International teams are relatively tricky to evaluate because they play few games throughout a long cycle of 4 years between World Cups. Unlike a regular yearly season, there is much more turnover between players and team personnel. Thus, the sample size of predictive games is smaller than desired. In order to create probabilities for the third round of group stage matches, I took into account the country’s previous ten games against top 80 national teams, including the first two World Cup matches. Using simply goals scored per game is not enough, because the strength of a team’s defense can influence how many goals are conceded. So, we want to normalize the amount of goals scored and goals allowed per game by each team by comparing how it stands against the average for all 32 World Cup teams. In their last 10 games before the final group stage game, World Cup teams scored 1.425 goals per game and allowed 1.1375 per game. The ratio of a team’s goals scored and allowed to the average produces Offensive and Defensive Strength values. An offensive number over 1 signifies an above-average World Cup offensive team and a defensive number under 1 is given to an above-average defensive team. For example, Spain’s 2.5 goals per game translates to a 1.75 offensive strength number and .9 goals allowed per game results in a .8 defensive strength number. This is how we can determine how a defense can affect an offense’s scoring results. To find the amount of expected goals of an offense against a defense, we multiply the offense’s value by the defense’s value times the average goals per game of the last ten games played by each World Cup side (1.281) , which is the expected goals scored in 90 minutes between a team’s offense and its opponent’s defense. We do the same thing for the opponent’s offense and the first team’s defense to find the opponent’s expected goals.
Now that we have the expected goal values, we can use the Poisson model to determine the probabilities of scoring a certain number of goals. Given an average number of occurrences, we can find how likely any integer of occurrences is to happen using the binomial distribution of outcomes. The probability P of n goals scored given an average of x expected goals per game (with accounting for opponent’s defense) can be determined by the equation
P = (xne-x)/n!
This table below shows probabilities that a team scores a certain number of goals in a hypothetical match between the nations. Each combination is found by multiplying the probabilities of the specific outcomes. It is found that scoring more than five goals has an extremely negligible probability.
|Russia 0||Russia 1||Russia 2||Russia 3||Russia 4||Russia 5|
From here we can find match predictions , such as the expected score, which is the highest probability in the grid, the percentage of a draw( the sum of all the probabilities on the diagonal), the percentage of a Russia win, (the sum of all probabilities northeast of the diagonal, and the percentage of a Uruguay win, (the sum of all probabilities southwest of the diagonal) These outcomes can help one determine a strategy for wagering and analyzing matches and teams.

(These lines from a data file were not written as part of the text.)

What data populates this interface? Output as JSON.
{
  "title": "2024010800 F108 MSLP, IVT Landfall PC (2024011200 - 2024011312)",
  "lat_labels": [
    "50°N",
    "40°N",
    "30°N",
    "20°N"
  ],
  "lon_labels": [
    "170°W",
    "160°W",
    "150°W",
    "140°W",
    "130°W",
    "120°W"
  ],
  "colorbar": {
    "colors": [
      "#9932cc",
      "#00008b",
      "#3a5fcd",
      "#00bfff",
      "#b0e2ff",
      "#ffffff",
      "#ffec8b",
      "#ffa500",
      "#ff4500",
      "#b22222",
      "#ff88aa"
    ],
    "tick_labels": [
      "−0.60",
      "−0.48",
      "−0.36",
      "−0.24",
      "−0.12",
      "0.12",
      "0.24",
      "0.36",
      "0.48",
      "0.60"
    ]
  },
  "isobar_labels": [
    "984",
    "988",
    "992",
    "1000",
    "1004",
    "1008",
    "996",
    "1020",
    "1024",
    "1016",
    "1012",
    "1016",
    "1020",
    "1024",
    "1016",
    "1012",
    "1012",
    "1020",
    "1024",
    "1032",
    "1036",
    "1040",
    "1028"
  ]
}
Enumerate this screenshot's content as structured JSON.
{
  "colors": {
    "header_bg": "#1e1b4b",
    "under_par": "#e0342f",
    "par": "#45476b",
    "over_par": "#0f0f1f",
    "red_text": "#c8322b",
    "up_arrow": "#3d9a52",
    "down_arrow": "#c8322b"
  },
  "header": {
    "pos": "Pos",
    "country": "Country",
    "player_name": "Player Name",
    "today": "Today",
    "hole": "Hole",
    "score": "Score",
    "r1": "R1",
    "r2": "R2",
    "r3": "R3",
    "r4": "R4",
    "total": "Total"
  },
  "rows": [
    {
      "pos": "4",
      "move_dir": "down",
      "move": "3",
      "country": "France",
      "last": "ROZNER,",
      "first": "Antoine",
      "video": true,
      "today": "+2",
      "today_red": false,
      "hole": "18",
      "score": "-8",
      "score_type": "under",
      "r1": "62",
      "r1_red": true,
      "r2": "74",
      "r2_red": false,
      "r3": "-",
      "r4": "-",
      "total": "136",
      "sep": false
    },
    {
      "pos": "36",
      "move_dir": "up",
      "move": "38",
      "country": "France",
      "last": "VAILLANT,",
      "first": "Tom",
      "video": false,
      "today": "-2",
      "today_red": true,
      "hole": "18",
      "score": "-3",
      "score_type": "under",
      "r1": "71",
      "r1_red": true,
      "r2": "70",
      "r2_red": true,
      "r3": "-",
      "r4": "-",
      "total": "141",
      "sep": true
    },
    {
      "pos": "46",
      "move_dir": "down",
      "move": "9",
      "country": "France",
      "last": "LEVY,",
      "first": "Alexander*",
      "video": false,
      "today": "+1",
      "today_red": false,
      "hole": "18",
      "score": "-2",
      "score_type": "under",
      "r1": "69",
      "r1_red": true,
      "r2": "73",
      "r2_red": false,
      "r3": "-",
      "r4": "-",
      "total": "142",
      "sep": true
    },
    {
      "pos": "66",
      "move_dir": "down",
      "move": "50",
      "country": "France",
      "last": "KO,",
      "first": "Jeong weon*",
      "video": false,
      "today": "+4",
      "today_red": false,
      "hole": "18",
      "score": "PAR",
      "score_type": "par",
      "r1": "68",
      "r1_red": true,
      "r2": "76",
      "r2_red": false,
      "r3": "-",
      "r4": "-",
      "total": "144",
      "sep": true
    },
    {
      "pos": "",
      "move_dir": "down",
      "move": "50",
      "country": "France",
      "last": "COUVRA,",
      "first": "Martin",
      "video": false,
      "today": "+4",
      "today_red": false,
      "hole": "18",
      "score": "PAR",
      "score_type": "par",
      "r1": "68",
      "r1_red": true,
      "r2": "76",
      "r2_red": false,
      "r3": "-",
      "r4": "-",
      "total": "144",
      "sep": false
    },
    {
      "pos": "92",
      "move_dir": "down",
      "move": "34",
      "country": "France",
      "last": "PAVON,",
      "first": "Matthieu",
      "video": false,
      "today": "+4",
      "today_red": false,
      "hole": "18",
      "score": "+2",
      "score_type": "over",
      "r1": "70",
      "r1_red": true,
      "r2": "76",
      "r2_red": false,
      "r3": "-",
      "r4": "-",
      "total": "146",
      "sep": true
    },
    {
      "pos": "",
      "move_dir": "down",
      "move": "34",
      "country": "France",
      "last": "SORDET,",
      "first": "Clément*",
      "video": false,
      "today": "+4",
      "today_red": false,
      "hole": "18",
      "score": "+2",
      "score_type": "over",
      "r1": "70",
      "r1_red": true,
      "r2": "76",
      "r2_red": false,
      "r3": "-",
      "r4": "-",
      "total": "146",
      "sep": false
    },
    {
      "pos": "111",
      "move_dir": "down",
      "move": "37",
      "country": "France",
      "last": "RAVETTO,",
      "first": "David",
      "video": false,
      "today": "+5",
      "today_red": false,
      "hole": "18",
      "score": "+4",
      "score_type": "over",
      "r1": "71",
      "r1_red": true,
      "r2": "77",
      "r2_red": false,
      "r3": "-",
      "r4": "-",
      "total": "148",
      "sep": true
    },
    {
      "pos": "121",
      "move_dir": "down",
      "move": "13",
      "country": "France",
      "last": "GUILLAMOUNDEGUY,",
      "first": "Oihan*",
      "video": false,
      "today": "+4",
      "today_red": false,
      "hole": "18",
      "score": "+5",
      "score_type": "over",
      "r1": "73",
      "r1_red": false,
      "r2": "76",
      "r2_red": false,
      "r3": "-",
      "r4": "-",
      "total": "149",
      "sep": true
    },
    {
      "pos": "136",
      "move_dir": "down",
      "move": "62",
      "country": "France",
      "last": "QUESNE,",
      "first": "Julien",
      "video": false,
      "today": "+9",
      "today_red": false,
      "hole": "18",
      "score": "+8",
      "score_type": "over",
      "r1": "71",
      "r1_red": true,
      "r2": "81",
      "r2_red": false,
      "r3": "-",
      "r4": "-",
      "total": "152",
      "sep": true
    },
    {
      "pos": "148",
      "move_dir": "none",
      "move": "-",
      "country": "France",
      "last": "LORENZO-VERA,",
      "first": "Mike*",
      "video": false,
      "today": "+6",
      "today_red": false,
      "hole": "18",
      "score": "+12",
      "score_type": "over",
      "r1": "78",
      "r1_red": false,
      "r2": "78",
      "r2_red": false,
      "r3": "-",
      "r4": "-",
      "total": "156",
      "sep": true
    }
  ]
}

However, there are a couple limitations of the Poisson distribution predictions for soccer matches. For one, these outcomes cannot take injury, yellow/red cards, or tournament scenarios into account. In the last round of the group stage matches, many teams will not use their normal play style and play for a draw in order to qualify or rest/go easy on their star players if the squad has already qualified for the next phase of the tournament. In that regard, the probabilities may be skewed. One very important limitation is that of defense. A very “strong” defense under .5 could destroy a team’s expected goals value, which is unrealistic especially when using a smaller sample size. An offense scoring 2 expected goals a game matched with a defense allowing .2 expected goals per game should have a larger expected goals value than just .4. In other words, a great offense should not be severely penalized by a great defense, which gives unrealistically low expected goal values and could predict an amazing defensive team to go all the way regardless of their offense. So, I capped the defensive ratings to go no lower than .5.
For the third round of group play, the highest win/loss/draw probability matched the result 7 times, and the lowest probability matched the result only twice, one of them due to playing for a draw and the other an improbable upset of South Korea over Germany which shocked the entire globe. Using the model for the now-complete knockout stage, it favors Brazil to score a narrow victory in extra time over England in the final. If that’s the prediction, we’re in for a thrilling last two weeks at the World Cup.